According to the investors’ complaint, KKR “asked the industry to step down on HCA.” The investors attributed the comment to an e-mail from Dan Akerson, then the co-head of Carlyle Group’s U.S. buyout group.
The plaintiffs claim that KKR and Bain were able to buy HCA at a “suppressed price.”
KKR’s $32.2 billion leveraged buyout of HCA ranks as the third-biggest LBO ever, according to data compiled by Bloomberg. KKR last year sold HCA in an initial public offering that raised $3.79 billion, at the time the most ever raised by a company backed by private equity, according to research firm Preqin Ltd.
Freescale, the former semiconductor unit of Motorola Inc., was purchased in 2006 by a group of firms including Blackstone, TPG Capital, Carlyle and Permira in a $17.6 billion deal.
“TPG never colluded to suppress deal prices,” Owen Blicksilver, a spokesman for the Fort Worth, Texas-based firm, said in an e-mail. “We competed vigorously for deals that the firm both won and lost. In instances where we considered, but did not move forward with a competing bid, it was a decision based on whether the pursuit and ownership of the asset would be in the best interest of our limited partners.”
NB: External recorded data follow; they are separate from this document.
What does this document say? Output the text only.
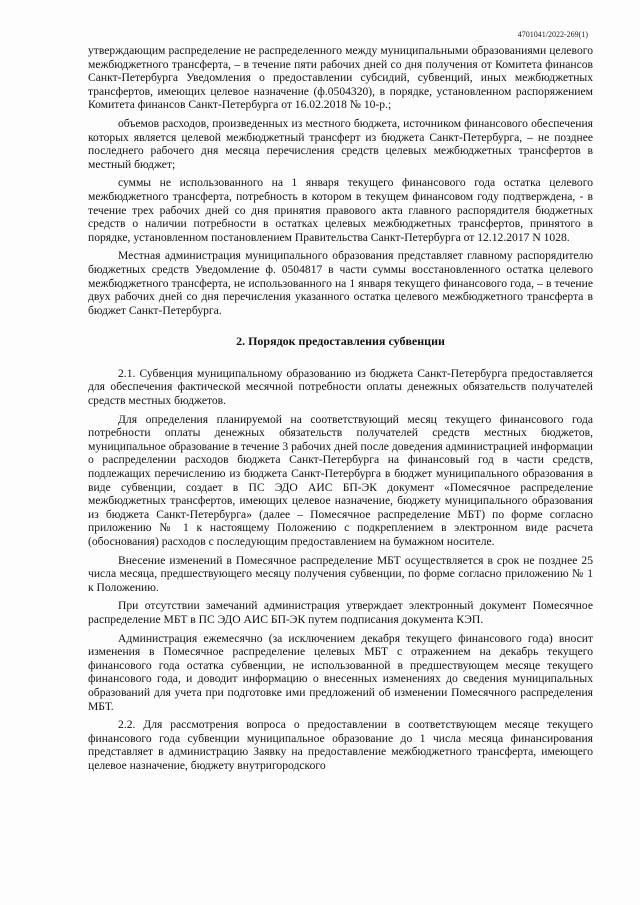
4701041/2022-269(1)

утверждающим распределение не распределенного между муниципальными образованиями целевого межбюджетного трансферта, – в течение пяти рабочих дней со дня получения от Комитета финансов Санкт-Петербурга Уведомления о предоставлении субсидий, субвенций, иных межбюджетных трансфертов, имеющих целевое назначение (ф.0504320), в порядке, установленном распоряжением Комитета финансов Санкт-Петербурга от 16.02.2018 № 10-р.;

объемов расходов, произведенных из местного бюджета, источником финансового обеспечения которых является целевой межбюджетный трансферт из бюджета Санкт-Петербурга, – не позднее последнего рабочего дня месяца перечисления средств целевых межбюджетных трансфертов в местный бюджет;

суммы не использованного на 1 января текущего финансового года остатка целевого межбюджетного трансферта, потребность в котором в текущем финансовом году подтверждена, - в течение трех рабочих дней со дня принятия правового акта главного распорядителя бюджетных средств о наличии потребности в остатках целевых межбюджетных трансфертов, принятого в порядке, установленном постановлением Правительства Санкт-Петербурга от 12.12.2017 N 1028.

Местная администрация муниципального образования представляет главному распорядителю бюджетных средств Уведомление ф. 0504817 в части суммы восстановленного остатка целевого межбюджетного трансферта, не использованного на 1 января текущего финансового года, – в течение двух рабочих дней со дня перечисления указанного остатка целевого межбюджетного трансферта в бюджет Санкт-Петербурга.

2. Порядок предоставления субвенции

2.1. Субвенция муниципальному образованию из бюджета Санкт-Петербурга предоставляется для обеспечения фактической месячной потребности оплаты денежных обязательств получателей средств местных бюджетов.

Для определения планируемой на соответствующий месяц текущего финансового года потребности оплаты денежных обязательств получателей средств местных бюджетов, муниципальное образование в течение 3 рабочих дней после доведения администрацией информации о распределении расходов бюджета Санкт-Петербурга на финансовый год в части средств, подлежащих перечислению из бюджета Санкт-Петербурга в бюджет муниципального образования в виде субвенции, создает в ПС ЭДО АИС БП-ЭК документ «Помесячное распределение межбюджетных трансфертов, имеющих целевое назначение, бюджету муниципального образования из бюджета Санкт-Петербурга» (далее – Помесячное распределение МБТ) по форме согласно приложению № 1 к настоящему Положению с подкреплением в электронном виде расчета (обоснования) расходов с последующим предоставлением на бумажном носителе.

Внесение изменений в Помесячное распределение МБТ осуществляется в срок не позднее 25 числа месяца, предшествующего месяцу получения субвенции, по форме согласно приложению № 1 к Положению.

При отсутствии замечаний администрация утверждает электронный документ Помесячное распределение МБТ в ПС ЭДО АИС БП-ЭК путем подписания документа КЭП.

Администрация ежемесячно (за исключением декабря текущего финансового года) вносит изменения в Помесячное распределение целевых МБТ с отражением на декабрь текущего финансового года остатка субвенции, не использованной в предшествующем месяце текущего финансового года, и доводит информацию о внесенных изменениях до сведения муниципальных образований для учета при подготовке ими предложений об изменении Помесячного распределения МБТ.

2.2. Для рассмотрения вопроса о предоставлении в соответствующем месяце текущего финансового года субвенции муниципальное образование до 1 числа месяца финансирования представляет в администрацию Заявку на предоставление межбюджетного трансферта, имеющего целевое назначение, бюджету внутригородского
In July 2006 Blackstone submitted an initial bid of $35.50 to $37 for Freescale, according to the complaint. The company accepted a $38 offer on Sept. 10. That same day firms including KKR, Silver Lake and Bain sent a letter to Freescale offering $40 to $42 a share, according to the complaint.
Blackstone, reacting to the late bid for Freescale, threatened to compete with KKR for HCA, according to the complaint. KKR withdrew from the auction and the Blackstone group’s bid was accepted.
“To insure that Blackstone could pay back KKR with an immediate quid pro quo, Steve Schwarzman hastily instructed his team to redesign its Clear Channel offer so it could convince KKR to partner at a lower price,” according to the complaint. Schwarzman is Blackstone’s chairman.
Clear Channel Communications was acquired by Bain and Thomas H. Lee Partners LP in July 2008 for $17.9 billion, before credit markets froze and the recession caused a drop in advertising demand. Clear Channel owns the largest U.S. radio broadcaster.
To limit the number of bids, investors allege in the complaint, the companies’ managers were offered incentives including new equity.
After a company was acquired, the new owners would often sell bonds to fund a dividend for themselves, allowing the private equity firms to recoup as much as 35 percent of their investment quickly and the banks to win fees for the debt sale, the lawsuit states. Later, the firms would sell the companies in public stock offerings, reaping more returns and fees.
The original complaint listed seven buyouts in which collusion allegedly occurred: Freescale, HCA, Aramark, Neiman Marcus, PanAmSat Corp., SunGard Data Systems Inc. and Kinder Morgan.
A judge in 2010 allowed a second phase of discovery, or fact-gathering, for eight additional transactions, involving Loews Corp., NXP Semiconductor NV, Vivendi SA, Community Health Systems Inc., Nalco Holding Co., Cablecom, Susquehanna Media and Warner Music Group. Later in 2010 the judge allowed the plaintiffs to add other transactions. The amended complaint lists 19 leveraged buyouts and eight other transactions.
Two lawsuits were consolidated by the judge, who denied the financial firms’ motion to move the case to federal court in New York.
The amended complaint was unsealed after U.S. District Judge Edward Harrington granted a request by the New York Times to make it public.
Other defendants are Apollo Global Management LLC, Providence Equity Partners Inc., Thomas H. Lee Partners, Silver Lake Technology Management and TPG.
The plaintiffs include the Police and Fire Retirement System of the City of Detroit, a public pension fund, and a Minnesota-based investor, Kirk Dahl, who owned shares of Freescale.
The case is Dahl v. Bain Capital Partners LLC, 07-12388, U.S. District Court, District of Massachusetts (Boston).